Step 1: Track the sequence from ethene.
We start with $C_2H_4$ and pass it through hydration, oxidation, then $SOCl_2$, then diethylcadmium. Let us name each product on the way to Z.
Step 2: Hydrate ethene.
With water and acid, ethene adds water to give ethanol: $C_2H_4 + H_2O \rightarrow C_2H_5OH$.
Step 3: Oxidise to the acid (X).
Strong oxidation by $KMnO_4/H^+$ takes the primary alcohol all the way to a carboxylic acid: $C_2H_5OH \rightarrow CH_3COOH$. So $X = CH_3COOH$.
Step 4: Make the acid chloride (Y).
Thionyl chloride converts the carboxylic acid into its acid chloride: $CH_3COOH \xrightarrow{SOCl_2} CH_3COCl$. So $Y = CH_3COCl$.

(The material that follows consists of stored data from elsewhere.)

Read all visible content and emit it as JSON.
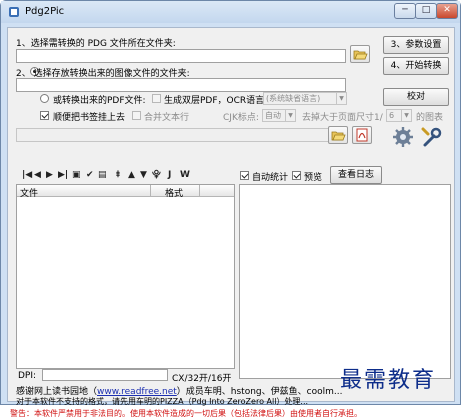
{
  "window": {
    "title": "Pdg2Pic",
    "minimize": "─",
    "maximize": "□",
    "close": "✕"
  },
  "source": {
    "label": "1、选择需转换的 PDG 文件所在文件夹:",
    "value": ""
  },
  "output": {
    "label": "2、 选择存放转换出来的图像文件的文件夹:",
    "value": ""
  },
  "buttons": {
    "settings": "3、参数设置",
    "convert": "4、开始转换",
    "proofread": "校对",
    "log": "查看日志"
  },
  "pdf_options": {
    "radio_label": "或转换出来的PDF文件:",
    "dual_layer_label": "生成双层PDF，OCR语言:",
    "ocr_language": "(系统缺省语言)",
    "bookmarks_label": "顺便把书签挂上去",
    "merge_text_label": "合并文本行",
    "cjk_label": "CJK标点:",
    "cjk_value": "自动",
    "remove_label": "去掉大于页面尺寸1/",
    "remove_value": "6",
    "remove_suffix": "的图表"
  },
  "toolbar_glyphs": [
    "|◀",
    "◀",
    "▶",
    "▶|",
    "▣",
    "✔",
    "▤",
    "⯒",
    "▲",
    "▼",
    "⯓",
    "J",
    "W"
  ],
  "auto_stats_label": "自动统计",
  "preview_label": "预览",
  "list": {
    "columns": [
      "文件",
      "格式"
    ],
    "rows": []
  },
  "dpi": {
    "label": "DPI:",
    "value": "",
    "size": "CX/32开/16开"
  },
  "footer": {
    "thanks_prefix": "感谢网上读书园地（",
    "url": "www.readfree.net",
    "thanks_suffix": "）成员车明、hstong、伊兹鱼、coolm...",
    "line2": "对于本软件不支持的格式，请先用车明的PIZZA（Pdg Into ZeroZero All）处理...",
    "warning": "警告：本软件严禁用于非法目的。使用本软件造成的一切后果（包括法律后果）由使用者自行承担。"
  },
  "watermark": "最需教育"
}
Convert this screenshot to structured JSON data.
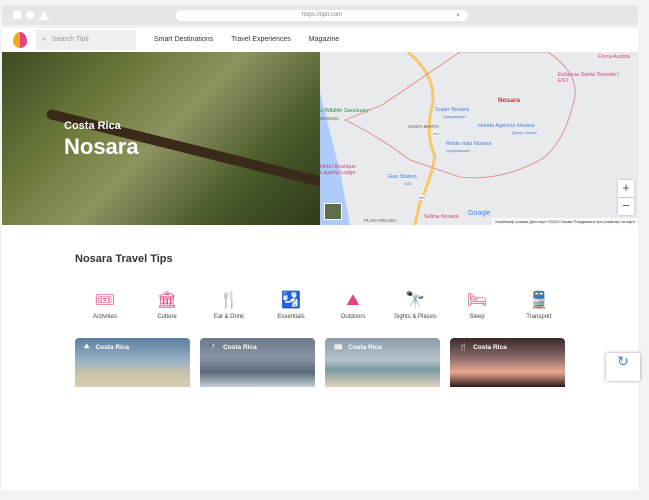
{
  "browser": {
    "url": "https://tiplr.com"
  },
  "nav": {
    "search_placeholder": "Search Tiplr",
    "links": [
      "Smart Destinations",
      "Travel Experiences",
      "Magazine"
    ]
  },
  "hero": {
    "country": "Costa Rica",
    "city": "Nosara"
  },
  "map": {
    "labels": {
      "finca": "Finca Austria",
      "estancia": "Estancia Santa Teresita | EST",
      "nosara": "Nosara",
      "wildlife": "u Wildlife Sanctuary",
      "nosara_small": "NOSARA",
      "super": "Super Nosara",
      "super_sub": "Супермаркет",
      "santa_marta": "SANTA MARTA",
      "honda": "Honda Agencia Nosara",
      "honda_sub": "Дилер Honda",
      "rinde": "Rinde más Nosara",
      "rinde_sub": "Супермаркет",
      "hotel": "Hotel Boutique Lagarta Lodge",
      "gas": "Gas Station",
      "gas_sub": "АЗС",
      "selina": "Selina Nosara",
      "pelada": "PLAYA PELADA",
      "google": "Google",
      "road1": "160",
      "road2": "160"
    },
    "attribution": "Комбінації клавіш   Дані карт ©2023   Умови   Повідомити про помилку на карті",
    "zoom_in": "+",
    "zoom_out": "−"
  },
  "section_title": "Nosara Travel Tips",
  "categories": [
    {
      "label": "Activities",
      "icon": "🎟"
    },
    {
      "label": "Culture",
      "icon": "🏛"
    },
    {
      "label": "Eat & Drink",
      "icon": "🍴"
    },
    {
      "label": "Essentials",
      "icon": "🛂"
    },
    {
      "label": "Outdoors",
      "icon": "⛰"
    },
    {
      "label": "Sights & Places",
      "icon": "🔭"
    },
    {
      "label": "Sleep",
      "icon": "🛏"
    },
    {
      "label": "Transport",
      "icon": "🚆"
    }
  ],
  "cards": [
    {
      "title": "Costa Rica",
      "icon": "⛰"
    },
    {
      "title": "Costa Rica",
      "icon": "🔭"
    },
    {
      "title": "Costa Rica",
      "icon": "🎟"
    },
    {
      "title": "Costa Rica",
      "icon": "🍴"
    }
  ],
  "colors": {
    "accent": "#e0457f"
  }
}
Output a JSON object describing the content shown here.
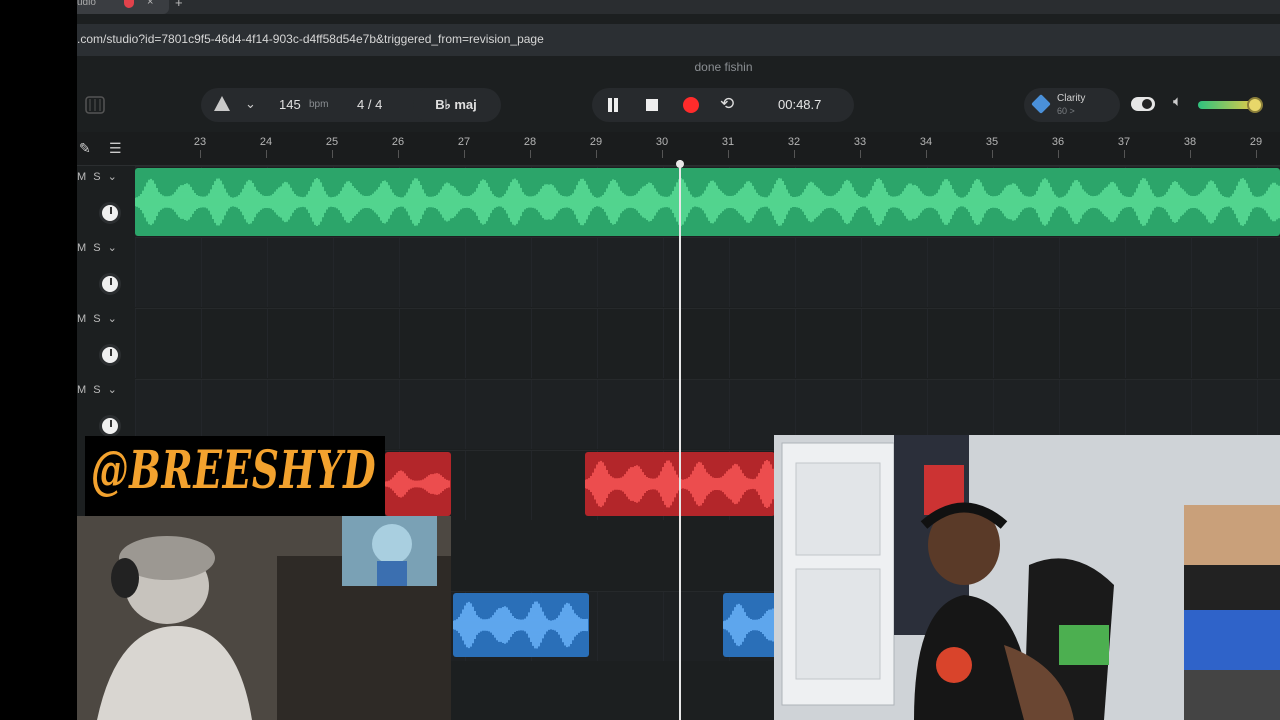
{
  "browser": {
    "tab_title": "udio",
    "close_glyph": "×",
    "new_tab_glyph": "+",
    "url": ".com/studio?id=7801c9f5-46d4-4f14-903c-d4ff58d54e7b&triggered_from=revision_page"
  },
  "project": {
    "name": "done fishin"
  },
  "toolbar": {
    "bpm_value": "145",
    "bpm_unit": "bpm",
    "time_signature": "4 / 4",
    "key": "B♭ maj",
    "time_display": "00:48.7",
    "clarity_label": "Clarity",
    "clarity_sub": "60 >",
    "clarity_enabled": true,
    "volume_level": 0.9,
    "icons": {
      "grid": "grid-icon",
      "metronome": "metronome-icon",
      "chevron": "chevron-down-icon",
      "pause": "pause-icon",
      "stop": "stop-icon",
      "record": "record-icon",
      "loop": "loop-icon",
      "clarity": "diamond-icon",
      "volume": "speaker-icon"
    }
  },
  "ruler": {
    "bars": [
      "23",
      "24",
      "25",
      "26",
      "27",
      "28",
      "29",
      "30",
      "31",
      "32",
      "33",
      "34",
      "35",
      "36",
      "37",
      "38",
      "29"
    ],
    "tools": [
      "pencil-icon",
      "tracks-icon"
    ]
  },
  "tracks": [
    {
      "buttons": "M S ⌄",
      "clip_color": "green"
    },
    {
      "buttons": "M S ⌄",
      "clip_color": "none"
    },
    {
      "buttons": "M S ⌄",
      "clip_color": "none"
    },
    {
      "buttons": "M S ⌄",
      "clip_color": "none"
    },
    {
      "buttons": "",
      "clip_color": "red"
    },
    {
      "buttons": "",
      "clip_color": "blue"
    }
  ],
  "playhead_bar": "30",
  "overlay": {
    "handle": "@BREESHYD"
  },
  "colors": {
    "app_bg": "#1c1f20",
    "green_clip": "#2ca56a",
    "green_wave": "#5ee39b",
    "red_clip": "#b3262a",
    "red_wave": "#ff5a5a",
    "blue_clip": "#2a6fb8",
    "blue_wave": "#6fb8ff",
    "record": "#ff2b2b",
    "handle_text": "#f3a22e"
  }
}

Step 5: React with diethylcadmium.
Dialkyl cadmium reagents convert acid chlorides into ketones: $CH_3COCl + (C_2H_5)_2Cd \rightarrow CH_3COC_2H_5$. So $Z = CH_3COC_2H_5$.
Step 6: Identify the class of Z.
$CH_3COC_2H_5$ (butan-2-one) has a carbonyl between two carbon groups, so it is a ketone.
\[ \boxed{\text{A ketone}} \]